MAHA ELEVATE Part II: Should You Apply? And If Yes, Where Do You Actually Start?

The MAHA ELEVATE program marks a pivotal shift in how the federal government approaches preventive health for seniors. By allocating $100 million to a cooperative agreement rather than a traditional grant, CMS is effectively creating a nationwide clinical‑trial network focused on lifestyle and functional‑medicine interventions. This structure forces applicants to treat their projects as research operations, complete with randomization protocols, data‑management plans, and quarterly reporting. The emphasis on generating robust, peer‑reviewed outcomes is designed to inform future Medicare coverage decisions, potentially unlocking long‑term reimbursement streams for evidence‑based nutrition and activity programs.

Competitive success will be determined by a detailed scoring rubric that rewards proven research capacity, intervention design, and administrative readiness. Organizations that already collect outcomes data, publish peer‑reviewed results, and maintain large Medicare fee‑for‑service panels are best positioned. However, the program also welcomes non‑clinical partners—such as community‑based organizations, digital health platforms, and consumer‑packaged‑goods (CPG) companies—provided they can align with a clinical partner that supplies the required trial infrastructure. This creates a fertile partnership landscape where each party contributes complementary strengths, from patient recruitment to data analytics, to meet the stringent requirements.

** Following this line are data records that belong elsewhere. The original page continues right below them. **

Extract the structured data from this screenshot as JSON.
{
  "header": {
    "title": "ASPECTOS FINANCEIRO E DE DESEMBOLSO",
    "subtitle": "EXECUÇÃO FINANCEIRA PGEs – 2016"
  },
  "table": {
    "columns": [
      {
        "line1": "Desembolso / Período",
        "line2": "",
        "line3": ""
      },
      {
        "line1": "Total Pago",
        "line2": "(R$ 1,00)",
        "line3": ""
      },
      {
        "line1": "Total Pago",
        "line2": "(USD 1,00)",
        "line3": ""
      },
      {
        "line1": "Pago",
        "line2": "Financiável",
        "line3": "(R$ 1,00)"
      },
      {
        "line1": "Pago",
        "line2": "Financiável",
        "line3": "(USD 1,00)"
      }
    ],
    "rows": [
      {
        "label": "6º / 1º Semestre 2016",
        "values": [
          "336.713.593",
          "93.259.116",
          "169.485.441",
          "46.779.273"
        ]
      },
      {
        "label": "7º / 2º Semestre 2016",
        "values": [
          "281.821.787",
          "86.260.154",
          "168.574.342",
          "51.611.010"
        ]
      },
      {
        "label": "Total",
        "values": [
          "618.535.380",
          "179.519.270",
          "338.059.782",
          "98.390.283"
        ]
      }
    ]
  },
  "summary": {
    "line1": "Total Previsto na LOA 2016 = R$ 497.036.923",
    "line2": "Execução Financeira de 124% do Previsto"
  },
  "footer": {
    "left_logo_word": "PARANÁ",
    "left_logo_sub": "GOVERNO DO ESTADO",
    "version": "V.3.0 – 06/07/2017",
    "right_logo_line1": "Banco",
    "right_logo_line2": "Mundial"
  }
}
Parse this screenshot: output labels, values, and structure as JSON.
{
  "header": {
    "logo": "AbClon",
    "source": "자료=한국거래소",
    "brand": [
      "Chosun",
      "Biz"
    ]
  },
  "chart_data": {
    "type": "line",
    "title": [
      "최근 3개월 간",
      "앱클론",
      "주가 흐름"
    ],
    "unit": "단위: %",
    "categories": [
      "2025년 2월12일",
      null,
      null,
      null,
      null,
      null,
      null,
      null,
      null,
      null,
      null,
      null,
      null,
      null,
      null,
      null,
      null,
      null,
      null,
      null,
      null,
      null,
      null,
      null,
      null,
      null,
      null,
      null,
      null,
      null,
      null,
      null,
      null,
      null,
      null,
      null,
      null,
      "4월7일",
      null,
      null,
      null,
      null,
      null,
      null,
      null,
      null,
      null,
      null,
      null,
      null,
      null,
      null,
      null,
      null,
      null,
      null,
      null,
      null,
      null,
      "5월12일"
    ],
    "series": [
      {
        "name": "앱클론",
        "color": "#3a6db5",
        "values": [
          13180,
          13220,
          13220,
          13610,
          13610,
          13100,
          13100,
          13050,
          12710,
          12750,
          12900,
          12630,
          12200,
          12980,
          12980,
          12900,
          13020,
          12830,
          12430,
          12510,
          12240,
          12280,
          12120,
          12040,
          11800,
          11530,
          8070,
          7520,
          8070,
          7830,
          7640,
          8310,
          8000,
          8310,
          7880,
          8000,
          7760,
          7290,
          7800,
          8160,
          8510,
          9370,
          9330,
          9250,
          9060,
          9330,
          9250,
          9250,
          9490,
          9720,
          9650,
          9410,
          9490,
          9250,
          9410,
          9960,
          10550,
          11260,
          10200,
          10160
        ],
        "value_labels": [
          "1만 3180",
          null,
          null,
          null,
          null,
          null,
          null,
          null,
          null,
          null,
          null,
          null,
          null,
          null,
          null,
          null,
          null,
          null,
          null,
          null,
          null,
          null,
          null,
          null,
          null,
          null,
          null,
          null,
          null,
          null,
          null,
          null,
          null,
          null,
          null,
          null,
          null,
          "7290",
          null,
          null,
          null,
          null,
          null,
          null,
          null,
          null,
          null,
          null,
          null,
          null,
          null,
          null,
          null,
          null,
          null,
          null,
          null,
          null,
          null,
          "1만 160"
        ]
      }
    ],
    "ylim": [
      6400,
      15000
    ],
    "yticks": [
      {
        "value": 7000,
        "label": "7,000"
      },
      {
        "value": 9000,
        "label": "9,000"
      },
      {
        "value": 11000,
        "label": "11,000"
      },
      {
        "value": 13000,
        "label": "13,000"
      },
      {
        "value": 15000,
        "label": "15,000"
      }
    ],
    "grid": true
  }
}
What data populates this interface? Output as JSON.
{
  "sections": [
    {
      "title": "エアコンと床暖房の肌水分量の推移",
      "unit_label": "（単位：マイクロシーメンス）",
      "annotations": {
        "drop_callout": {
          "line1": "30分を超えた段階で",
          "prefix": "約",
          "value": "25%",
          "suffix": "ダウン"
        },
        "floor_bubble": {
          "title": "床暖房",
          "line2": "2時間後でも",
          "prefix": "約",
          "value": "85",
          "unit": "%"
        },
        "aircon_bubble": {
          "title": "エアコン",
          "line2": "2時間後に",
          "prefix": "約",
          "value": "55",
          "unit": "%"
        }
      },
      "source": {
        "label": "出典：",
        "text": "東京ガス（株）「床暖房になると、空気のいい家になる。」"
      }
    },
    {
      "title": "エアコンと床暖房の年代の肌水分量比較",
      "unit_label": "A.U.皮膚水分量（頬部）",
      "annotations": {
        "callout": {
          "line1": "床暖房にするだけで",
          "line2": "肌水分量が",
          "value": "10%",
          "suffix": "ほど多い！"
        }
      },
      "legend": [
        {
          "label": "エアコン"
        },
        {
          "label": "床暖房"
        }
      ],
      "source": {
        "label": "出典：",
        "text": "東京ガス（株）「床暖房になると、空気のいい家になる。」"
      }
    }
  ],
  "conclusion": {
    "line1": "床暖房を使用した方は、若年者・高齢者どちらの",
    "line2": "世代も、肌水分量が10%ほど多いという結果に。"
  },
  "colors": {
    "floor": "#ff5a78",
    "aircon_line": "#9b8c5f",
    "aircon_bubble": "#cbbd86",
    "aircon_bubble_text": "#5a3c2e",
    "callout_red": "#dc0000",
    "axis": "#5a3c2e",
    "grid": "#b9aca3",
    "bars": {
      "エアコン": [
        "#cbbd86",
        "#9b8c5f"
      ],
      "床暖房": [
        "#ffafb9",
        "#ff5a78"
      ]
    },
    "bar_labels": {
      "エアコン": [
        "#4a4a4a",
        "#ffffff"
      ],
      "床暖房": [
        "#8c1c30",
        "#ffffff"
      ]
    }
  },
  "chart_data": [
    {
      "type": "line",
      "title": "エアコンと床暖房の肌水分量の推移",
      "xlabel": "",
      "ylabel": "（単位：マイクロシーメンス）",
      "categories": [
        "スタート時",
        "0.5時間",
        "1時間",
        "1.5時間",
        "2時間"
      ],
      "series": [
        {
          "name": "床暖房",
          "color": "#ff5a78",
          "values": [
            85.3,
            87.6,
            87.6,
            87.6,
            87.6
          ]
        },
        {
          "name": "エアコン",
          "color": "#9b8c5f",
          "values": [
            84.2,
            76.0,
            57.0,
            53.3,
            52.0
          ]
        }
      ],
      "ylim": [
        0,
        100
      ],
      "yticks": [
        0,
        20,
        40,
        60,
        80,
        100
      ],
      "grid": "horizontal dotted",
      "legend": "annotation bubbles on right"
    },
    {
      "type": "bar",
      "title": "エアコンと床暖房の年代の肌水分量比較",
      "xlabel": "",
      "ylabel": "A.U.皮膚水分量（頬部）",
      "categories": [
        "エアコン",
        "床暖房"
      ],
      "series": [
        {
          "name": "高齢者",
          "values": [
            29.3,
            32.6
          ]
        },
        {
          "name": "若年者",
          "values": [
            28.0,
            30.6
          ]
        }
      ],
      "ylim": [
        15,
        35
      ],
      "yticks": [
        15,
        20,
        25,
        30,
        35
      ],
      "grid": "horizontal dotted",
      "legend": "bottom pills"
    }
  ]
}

For the private sector, the most compelling opportunity lies in the mandated nutrition or physical‑activity component that cannot be funded directly by the grant. CPG and functional‑food firms can step in as co‑financers, embedding their products within the trial design while gaining access to high‑quality evidence that can accelerate FDA health‑claim pathways and market adoption. Early mapping of likely awardees and securing partnership agreements before the October 2026 award cycle will be critical. Applicants should prioritize building or augmenting trial‑grade data systems, finalizing randomization plans, and establishing clear co‑financing structures to maximize their chances in the tight six‑week Cohort 1 window.